Recently, I read an article in the Tufts Observer that recommended the economics department teach theories other than capitalism in order to prepare students to confront the racism, sexism and inequality in our society. The article cites capitalism as the cause of these problems and argues that the economics department is complicit in their existence because it teaches the theory. I was surprised to read the article because it did not reflect my experience with the economics department, which has taught me to be critical of a totally free market and has prepared me to actively engage in politics and social issues.
In Econometrics, which all economics majors must take, we studied racial disparities in income and education. We looked at the unfair wage gap between men and women. My final paper recommended options to strengthen Pell Grant funding for low-income students. In the State and Local Public Finance class, we looked at how racist zoning laws have helped the rich and white residents of a community at the expense of everyone else.

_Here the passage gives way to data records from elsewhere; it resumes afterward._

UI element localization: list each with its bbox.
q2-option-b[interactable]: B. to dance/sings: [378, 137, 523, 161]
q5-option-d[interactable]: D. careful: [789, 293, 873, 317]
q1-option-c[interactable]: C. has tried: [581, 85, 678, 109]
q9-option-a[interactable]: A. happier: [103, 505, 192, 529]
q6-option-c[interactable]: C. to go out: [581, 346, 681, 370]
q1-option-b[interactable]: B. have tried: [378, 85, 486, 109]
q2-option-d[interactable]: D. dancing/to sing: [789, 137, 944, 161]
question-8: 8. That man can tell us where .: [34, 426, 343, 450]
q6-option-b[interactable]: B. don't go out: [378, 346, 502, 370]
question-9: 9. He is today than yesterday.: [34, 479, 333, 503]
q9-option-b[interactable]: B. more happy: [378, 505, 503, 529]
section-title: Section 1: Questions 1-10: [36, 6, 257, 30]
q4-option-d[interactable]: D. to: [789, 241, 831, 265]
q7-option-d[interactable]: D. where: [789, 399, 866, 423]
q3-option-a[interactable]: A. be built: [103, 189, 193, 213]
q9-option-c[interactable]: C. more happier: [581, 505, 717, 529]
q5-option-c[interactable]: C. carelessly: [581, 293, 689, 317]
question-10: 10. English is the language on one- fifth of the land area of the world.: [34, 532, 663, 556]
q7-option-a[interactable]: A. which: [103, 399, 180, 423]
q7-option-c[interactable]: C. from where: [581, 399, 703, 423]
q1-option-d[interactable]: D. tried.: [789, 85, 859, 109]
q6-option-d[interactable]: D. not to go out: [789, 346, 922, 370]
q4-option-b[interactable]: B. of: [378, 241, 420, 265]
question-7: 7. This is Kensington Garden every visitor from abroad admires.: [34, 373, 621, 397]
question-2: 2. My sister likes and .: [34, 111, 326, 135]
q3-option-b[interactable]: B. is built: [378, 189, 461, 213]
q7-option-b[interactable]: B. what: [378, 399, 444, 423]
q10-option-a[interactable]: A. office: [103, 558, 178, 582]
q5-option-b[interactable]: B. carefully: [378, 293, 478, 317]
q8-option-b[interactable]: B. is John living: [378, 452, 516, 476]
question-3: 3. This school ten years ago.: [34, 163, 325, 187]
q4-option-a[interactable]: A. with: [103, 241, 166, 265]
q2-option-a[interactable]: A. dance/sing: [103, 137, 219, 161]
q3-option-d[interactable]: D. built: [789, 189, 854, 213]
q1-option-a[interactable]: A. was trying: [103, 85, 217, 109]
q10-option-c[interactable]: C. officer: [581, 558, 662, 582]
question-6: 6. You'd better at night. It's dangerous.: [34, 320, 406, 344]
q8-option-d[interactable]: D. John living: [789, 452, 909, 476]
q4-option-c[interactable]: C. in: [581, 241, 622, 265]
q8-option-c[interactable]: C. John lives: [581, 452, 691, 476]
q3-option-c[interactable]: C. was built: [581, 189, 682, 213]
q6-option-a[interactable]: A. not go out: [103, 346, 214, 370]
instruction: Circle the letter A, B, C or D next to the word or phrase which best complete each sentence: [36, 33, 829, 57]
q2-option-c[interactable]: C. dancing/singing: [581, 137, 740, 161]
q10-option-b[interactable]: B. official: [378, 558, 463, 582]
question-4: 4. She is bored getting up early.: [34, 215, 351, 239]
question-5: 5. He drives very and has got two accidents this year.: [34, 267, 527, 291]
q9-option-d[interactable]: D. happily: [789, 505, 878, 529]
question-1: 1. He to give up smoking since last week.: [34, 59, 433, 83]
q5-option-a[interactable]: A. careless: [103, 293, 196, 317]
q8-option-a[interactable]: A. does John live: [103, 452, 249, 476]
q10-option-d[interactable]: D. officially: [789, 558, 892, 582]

In Environmental Economics, we studied how the free market consistently fails to preserve important environmental services, disproportionately affecting low-income people of color. In each of these courses, our assignments asked us to design government policies and programs to correct free market failures. This type of analysis is typical in many electives and some core courses offered by the department.
While economics may seem to focus on maximizing profit, the real goal is to maximize social welfare and to zero out profits. In our models, we prefer an equitable distribution of resources over the most profitable one. To ensure maximum social welfare, economists routinely recommend government intervention as a policy prescription, because they know the free market isn’t perfect. After all, the point of studying economics is to learn to identify and respond to free market failures. If the free market worked perfectly, the economics department wouldn’t exist.

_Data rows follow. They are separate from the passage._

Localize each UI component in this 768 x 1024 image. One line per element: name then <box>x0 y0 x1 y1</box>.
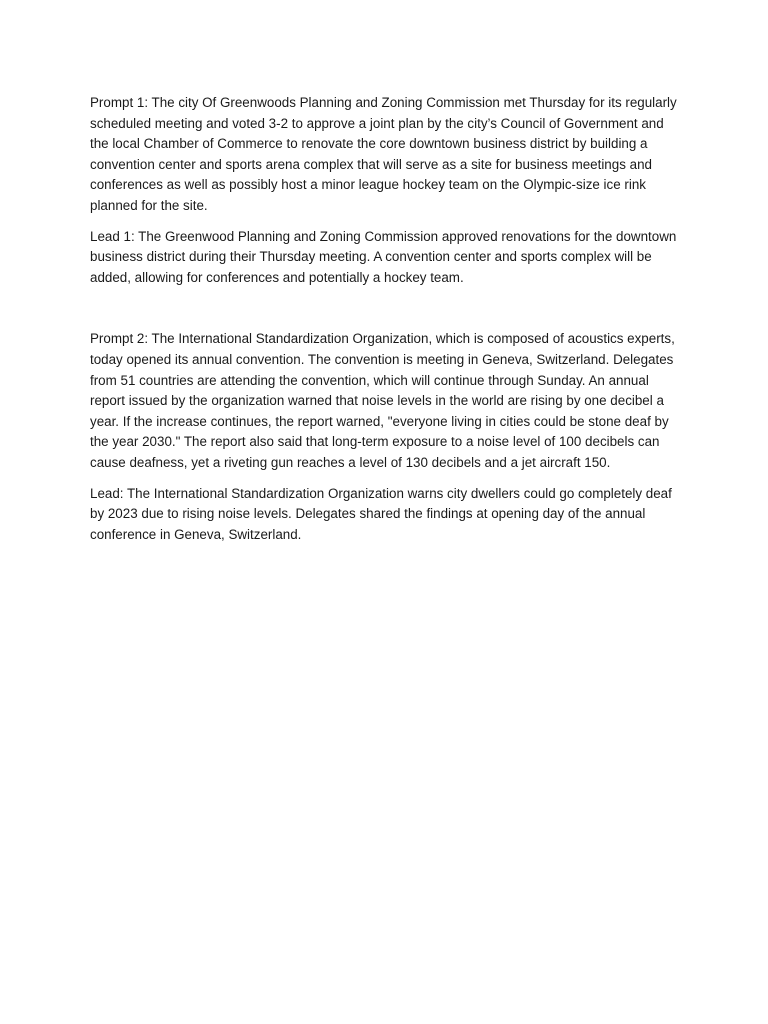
paragraph-spacer <box>90 298 680 329</box>
prompt-2-paragraph: Prompt 2: The International Standardization Organization, which is composed of acoustics experts, today opened its annual convention. The convention is meeting in Geneva, Switzerland. Delegates from 51 countries are attending the convention, which will continue through Sunday. An annual report issued by the organization warned that noise levels in the world are rising by one decibel a year. If the increase continues, the report warned, "everyone living in cities could be stone deaf by the year 2030." The report also said that long-term exposure to a noise level of 100 decibels can cause deafness, yet a riveting gun reaches a level of 130 decibels and a jet aircraft 150. <box>90 331 675 470</box>
lead-2-paragraph: Lead: The International Standardization Organization warns city dwellers could go completely deaf by 2023 due to rising noise levels. Delegates shared the findings at opening day of the annual conference in Geneva, Switzerland. <box>90 485 672 542</box>
lead-1-paragraph: Lead 1: The Greenwood Planning and Zoning Commission approved renovations for the downtown business district during their Thursday meeting. A convention center and sports complex will be added, allowing for conferences and potentially a hockey team. <box>90 228 677 285</box>
prompt-1-paragraph: Prompt 1: The city Of Greenwoods Planning and Zoning Commission met Thursday for its regularly scheduled meeting and voted 3-2 to approve a joint plan by the city’s Council of Government and the local Chamber of Commerce to renovate the core downtown business district by building a convention center and sports arena complex that will serve as a site for business meetings and conferences as well as possibly host a minor league hockey team on the Olympic-size ice rink planned for the site. <box>90 95 677 213</box>
document-body <box>90 93 680 555</box>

But while I was disappointed in the Observer’s coverage, I was also disappointed in a small number of my classmates who responded to the article’s concerns about capitalism and its inequalities with something along the lines of “Well, that’s just how the world works. Deal with it.” This kind of resignation is lazy and unproductive, and it’s a dereliction of our duty as economics students: to think critically about the way our economy works and to try to make it work better for everyone.
There’s this notion out there that economists put “profit over people,” or that capitalism is based on helping the rich at the expense of the poor. That’s not true in modern economics, and it’s certainly not true of my experience at Tufts. My hope is that any students who hold these views will take a few classes in the economics department, pursue the major or graduate studies and use their knowledge and experience to change our economy and our politics for the better. At least, that’s what I’m hoping to do.